Remove amx-transpose

sayantn · sayantn · commit 8dcc43586a0d · 2025-11-01T04:58:41.000+05:30
diff --git a/crates/core_arch/src/x86_64/amx.rs b/crates/core_arch/src/x86_64/amx.rs
@@ -111,24 +111,6 @@ pub unsafe fn _tile_dpbf16ps<const DST: i32, const A: i32, const B: i32>() {
     tdpbf16ps(DST as i8, A as i8, B as i8);
 }
 
-/// Compute transpose and dot-product of BF16 (16-bit) floating-point pairs in tiles a and b,
-/// accumulating the intermediate single-precision (32-bit) floating-point elements
-/// with elements in dst, and store the 32-bit result back to tile dst.
-#[inline]
-#[rustc_legacy_const_generics(0, 1, 2)]
-#[target_feature(enable = "amx-bf16,amx-transpose")]
-#[cfg_attr(
-    all(test, any(target_os = "linux", target_env = "msvc")),
-    assert_instr(ttdpbf16ps, DST = 0, A = 1, B = 2)
-)]
-#[unstable(feature = "x86_amx_intrinsics", issue = "126622")]
-pub unsafe fn _tile_tdpbf16ps<const DST: i32, const A: i32, const B: i32>() {
-    static_assert_uimm_bits!(DST, 3);
-    static_assert_uimm_bits!(A, 3);
-    static_assert_uimm_bits!(B, 3);
-    ttdpbf16ps(DST as i8, A as i8, B as i8);
-}
-
 /// Compute dot-product of bytes in tiles with a source/destination accumulator.
 /// Multiply groups of 4 adjacent pairs of signed 8-bit integers in a with corresponding
 /// signed 8-bit integers in b, producing 4 intermediate 32-bit results.
@@ -218,24 +200,6 @@ pub unsafe fn _tile_dpfp16ps<const DST: i32, const A: i32, const B: i32>() {
     tdpfp16ps(DST as i8, A as i8, B as i8);
 }
 
-/// Compute transpose and dot-product of FP16 (16-bit) floating-point pairs in tiles a and b,
-/// accumulating the intermediate single-precision (32-bit) floating-point elements
-/// with elements in dst, and store the 32-bit result back to tile dst.
-#[inline]
-#[rustc_legacy_const_generics(0, 1, 2)]
-#[target_feature(enable = "amx-fp16,amx-transpose")]
-#[cfg_attr(
-    all(test, any(target_os = "linux", target_env = "msvc")),
-    assert_instr(ttdpfp16ps, DST = 0, A = 1, B = 2)
-)]
-#[unstable(feature = "x86_amx_intrinsics", issue = "126622")]
-pub unsafe fn _tile_tdpfp16ps<const DST: i32, const A: i32, const B: i32>() {
-    static_assert_uimm_bits!(DST, 3);
-    static_assert_uimm_bits!(A, 3);
-    static_assert_uimm_bits!(B, 3);
-    ttdpfp16ps(DST as i8, A as i8, B as i8);
-}
-
 /// Perform matrix multiplication of two tiles containing complex elements and accumulate the results into a packed single precision tile.
 /// Each dword element in input tiles a and b is interpreted as a complex number with FP16 real part and FP16 imaginary part.
 /// Calculates the imaginary part of the result.
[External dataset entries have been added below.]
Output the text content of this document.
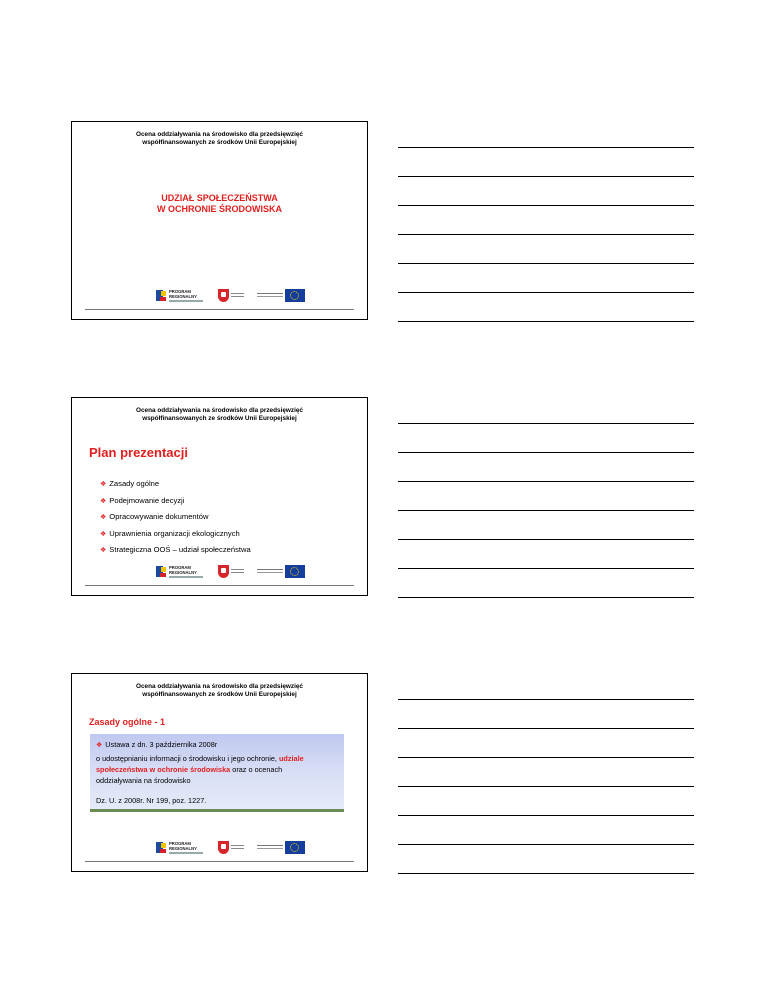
Ocena oddziaływania na środowisko dla przedsięwzięć
współfinansowanych ze środków Unii Europejskiej
UDZIAŁ SPOŁECZEŃSTWA
W OCHRONIE ŚRODOWISKA
PROGRAM
REGIONALNY
Ocena oddziaływania na środowisko dla przedsięwzięć
współfinansowanych ze środków Unii Europejskiej
Plan prezentacji
❖ Zasady ogólne
❖ Podejmowanie decyzji
❖ Opracowywanie dokumentów
❖ Uprawnienia organizacji ekologicznych
❖ Strategiczna OOŚ – udział społeczeństwa
PROGRAM
REGIONALNY
Ocena oddziaływania na środowisko dla przedsięwzięć
współfinansowanych ze środków Unii Europejskiej
Zasady ogólne - 1
❖ Ustawa z dn. 3 października 2008r
o udostępnianiu informacji o środowisku i jego ochronie, udziale
społeczeństwa w ochronie środowiska oraz o ocenach
oddziaływania na środowisko
Dz. U. z 2008r. Nr 199, poz. 1227.
PROGRAM
REGIONALNY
For each possible combination of (row of a, column of b),
@@ -278,87 +242,6 @@ pub unsafe fn _tile_cmmrlfp16ps<const DST: i32, const A: i32, const B: i32>() {
     tcmmrlfp16ps(DST as i8, A as i8, B as i8);
 }
 
-/// Perform matrix multiplication of two tiles containing complex elements and accumulate the results into a packed single precision tile.
-/// Each dword element in input tiles a and b is interpreted as a complex number with FP16 real part and FP16 imaginary part.
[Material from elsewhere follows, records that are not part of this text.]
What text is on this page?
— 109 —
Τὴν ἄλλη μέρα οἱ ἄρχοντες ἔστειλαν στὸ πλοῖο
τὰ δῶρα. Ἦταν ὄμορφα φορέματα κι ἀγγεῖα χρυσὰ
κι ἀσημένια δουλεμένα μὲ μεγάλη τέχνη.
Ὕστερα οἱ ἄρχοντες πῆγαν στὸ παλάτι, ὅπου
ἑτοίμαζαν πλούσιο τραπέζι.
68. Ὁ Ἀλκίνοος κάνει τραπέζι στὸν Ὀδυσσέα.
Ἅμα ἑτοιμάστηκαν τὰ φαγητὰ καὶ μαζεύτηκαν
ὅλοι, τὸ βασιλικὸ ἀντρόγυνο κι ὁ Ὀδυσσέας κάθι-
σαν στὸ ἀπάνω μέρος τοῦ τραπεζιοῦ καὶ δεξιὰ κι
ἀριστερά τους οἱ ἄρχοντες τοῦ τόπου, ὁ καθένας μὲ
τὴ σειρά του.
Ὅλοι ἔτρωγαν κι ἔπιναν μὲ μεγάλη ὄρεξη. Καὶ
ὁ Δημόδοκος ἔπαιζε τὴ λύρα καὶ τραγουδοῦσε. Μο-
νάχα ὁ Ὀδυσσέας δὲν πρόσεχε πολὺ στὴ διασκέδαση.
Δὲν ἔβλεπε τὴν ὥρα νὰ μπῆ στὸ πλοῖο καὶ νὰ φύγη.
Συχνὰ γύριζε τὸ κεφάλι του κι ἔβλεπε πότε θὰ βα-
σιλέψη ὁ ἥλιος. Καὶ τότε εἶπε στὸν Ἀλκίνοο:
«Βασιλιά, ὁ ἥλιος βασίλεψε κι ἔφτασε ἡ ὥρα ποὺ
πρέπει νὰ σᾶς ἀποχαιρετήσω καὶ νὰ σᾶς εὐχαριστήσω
-/// Calculates the imaginary part of the result. For each possible combination of (transposed column of a, column of b),
-/// it performs a set of multiplication and accumulations on all corresponding complex numbers (one from a and one from b).
-/// The imaginary part of the a element is multiplied with the real part of the corresponding b element, and the real part of
-/// the a element is multiplied with the imaginary part of the corresponding b elements. The two accumulated results are added,
-/// and then accumulated into the corresponding row and column of dst.
-#[inline]
-#[rustc_legacy_const_generics(0, 1, 2)]
-#[target_feature(enable = "amx-complex,amx-transpose")]
-#[cfg_attr(
-    all(test, any(target_os = "linux", target_env = "msvc")),
-    assert_instr(ttcmmimfp16ps, DST = 0, A = 1, B = 2)
-)]
-#[unstable(feature = "x86_amx_intrinsics", issue = "126622")]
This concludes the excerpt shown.